At a ball last winter, I somehow ended up walking home with a boy. I was so worried about handling the whole “virgin” situation that I just blurted out, as we were leaving, “Just to let you know, we’re not having sex So if you don’t want to leave with me, that’s fine”.
Expectation: He would look disappointed, apologise, and leave.
Reality: He paused, looked at me, and said, “Whatever you’re comfortable with”.
I was shocked, and half convinced that he was only pursuing this as some sort of sick, “she’s-playing-hard-to-get” challenge. But it turns out that there are honest men out there.
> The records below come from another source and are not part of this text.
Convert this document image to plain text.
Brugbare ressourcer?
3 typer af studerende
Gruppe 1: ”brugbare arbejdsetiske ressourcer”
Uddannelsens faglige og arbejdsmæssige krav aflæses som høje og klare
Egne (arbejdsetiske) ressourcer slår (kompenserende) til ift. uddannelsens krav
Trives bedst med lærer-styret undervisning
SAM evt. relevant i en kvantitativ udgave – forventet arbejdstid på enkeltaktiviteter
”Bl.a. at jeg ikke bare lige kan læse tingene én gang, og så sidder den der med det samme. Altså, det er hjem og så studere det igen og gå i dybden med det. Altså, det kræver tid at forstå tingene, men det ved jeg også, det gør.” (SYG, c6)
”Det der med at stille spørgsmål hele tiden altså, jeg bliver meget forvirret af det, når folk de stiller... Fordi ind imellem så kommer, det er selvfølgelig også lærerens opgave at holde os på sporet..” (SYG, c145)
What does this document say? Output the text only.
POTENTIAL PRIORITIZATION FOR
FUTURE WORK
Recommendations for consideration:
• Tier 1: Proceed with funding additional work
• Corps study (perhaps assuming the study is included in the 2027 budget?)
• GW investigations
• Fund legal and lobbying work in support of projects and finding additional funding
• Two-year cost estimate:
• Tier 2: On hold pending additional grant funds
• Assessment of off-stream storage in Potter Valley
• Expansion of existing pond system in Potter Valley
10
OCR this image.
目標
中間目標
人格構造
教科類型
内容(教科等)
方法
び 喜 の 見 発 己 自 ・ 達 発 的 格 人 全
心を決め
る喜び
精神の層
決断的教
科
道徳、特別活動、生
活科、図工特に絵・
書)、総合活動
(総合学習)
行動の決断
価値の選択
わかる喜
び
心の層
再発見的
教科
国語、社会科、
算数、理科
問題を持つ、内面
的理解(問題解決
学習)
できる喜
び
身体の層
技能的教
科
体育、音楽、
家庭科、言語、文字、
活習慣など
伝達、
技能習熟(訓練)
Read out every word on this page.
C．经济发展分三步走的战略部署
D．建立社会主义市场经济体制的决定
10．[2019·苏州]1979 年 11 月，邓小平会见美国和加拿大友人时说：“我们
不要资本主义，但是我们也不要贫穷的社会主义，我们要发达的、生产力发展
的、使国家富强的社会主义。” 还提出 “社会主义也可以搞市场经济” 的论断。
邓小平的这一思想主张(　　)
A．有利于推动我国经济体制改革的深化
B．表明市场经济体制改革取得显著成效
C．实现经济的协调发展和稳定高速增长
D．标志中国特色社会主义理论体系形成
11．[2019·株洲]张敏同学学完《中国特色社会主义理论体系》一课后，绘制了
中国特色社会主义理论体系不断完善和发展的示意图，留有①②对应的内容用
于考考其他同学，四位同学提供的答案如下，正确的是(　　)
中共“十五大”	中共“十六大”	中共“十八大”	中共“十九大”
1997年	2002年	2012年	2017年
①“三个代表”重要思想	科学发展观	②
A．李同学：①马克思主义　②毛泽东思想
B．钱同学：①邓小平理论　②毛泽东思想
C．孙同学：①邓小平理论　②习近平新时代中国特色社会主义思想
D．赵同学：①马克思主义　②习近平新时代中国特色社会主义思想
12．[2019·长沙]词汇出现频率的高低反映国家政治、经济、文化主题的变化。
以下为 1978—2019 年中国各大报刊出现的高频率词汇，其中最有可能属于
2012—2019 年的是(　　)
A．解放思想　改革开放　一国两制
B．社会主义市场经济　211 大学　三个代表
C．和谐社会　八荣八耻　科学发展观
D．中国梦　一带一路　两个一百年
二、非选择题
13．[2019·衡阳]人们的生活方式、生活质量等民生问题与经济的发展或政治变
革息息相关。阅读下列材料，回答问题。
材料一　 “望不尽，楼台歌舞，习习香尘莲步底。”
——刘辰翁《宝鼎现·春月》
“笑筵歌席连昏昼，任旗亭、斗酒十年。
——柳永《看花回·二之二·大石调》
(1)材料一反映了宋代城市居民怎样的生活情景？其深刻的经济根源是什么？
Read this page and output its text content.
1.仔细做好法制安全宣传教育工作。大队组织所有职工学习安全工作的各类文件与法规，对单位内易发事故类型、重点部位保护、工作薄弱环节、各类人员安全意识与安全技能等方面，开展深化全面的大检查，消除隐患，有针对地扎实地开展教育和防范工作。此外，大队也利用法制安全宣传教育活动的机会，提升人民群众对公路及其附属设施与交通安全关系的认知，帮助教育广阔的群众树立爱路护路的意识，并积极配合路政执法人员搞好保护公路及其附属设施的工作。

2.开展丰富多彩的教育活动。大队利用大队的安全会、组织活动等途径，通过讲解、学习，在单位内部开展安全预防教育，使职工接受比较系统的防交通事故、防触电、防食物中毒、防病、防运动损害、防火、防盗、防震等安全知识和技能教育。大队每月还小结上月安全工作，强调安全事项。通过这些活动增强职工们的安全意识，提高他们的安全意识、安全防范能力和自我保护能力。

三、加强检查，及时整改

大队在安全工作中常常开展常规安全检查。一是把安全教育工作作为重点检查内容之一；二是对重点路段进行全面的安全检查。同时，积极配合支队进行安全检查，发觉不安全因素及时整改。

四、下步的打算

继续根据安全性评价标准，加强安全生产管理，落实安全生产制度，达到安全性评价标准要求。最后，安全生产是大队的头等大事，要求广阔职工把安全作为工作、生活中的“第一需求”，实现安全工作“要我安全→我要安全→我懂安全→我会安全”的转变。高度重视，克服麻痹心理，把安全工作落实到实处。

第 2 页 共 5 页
Without spilling all the dirty details, we didn’t have sex, we had a fantastic night, and I never once felt uncomfortable or insecure. He never pushed for it, and often asked me whether I was okay with what he was doing. At some point I explicitly apologised for being a virgin, still a little embarrassed, but he just smiled and said it didn’t matter.
Looking back, I shouldn’t have apologised, because you should never apologise for the choices you make regarding your own body.
Conversely, I am less embarrassed about being a 20-year-old virgin than I was about being a 19-year-old virgin. Sure, there are moments when I feel down about it, but then I think about why I’ve made this choice, and I have no regrets. Right now, I’m focusing on my friendships. And who knows, friendship turns into something more all the time.
I’m still hopeful that this year I’ll take the plunge, but if it doesn’t, then next year you’ll be hearing from a confident, 21-year-old virgin. And that’s just fine.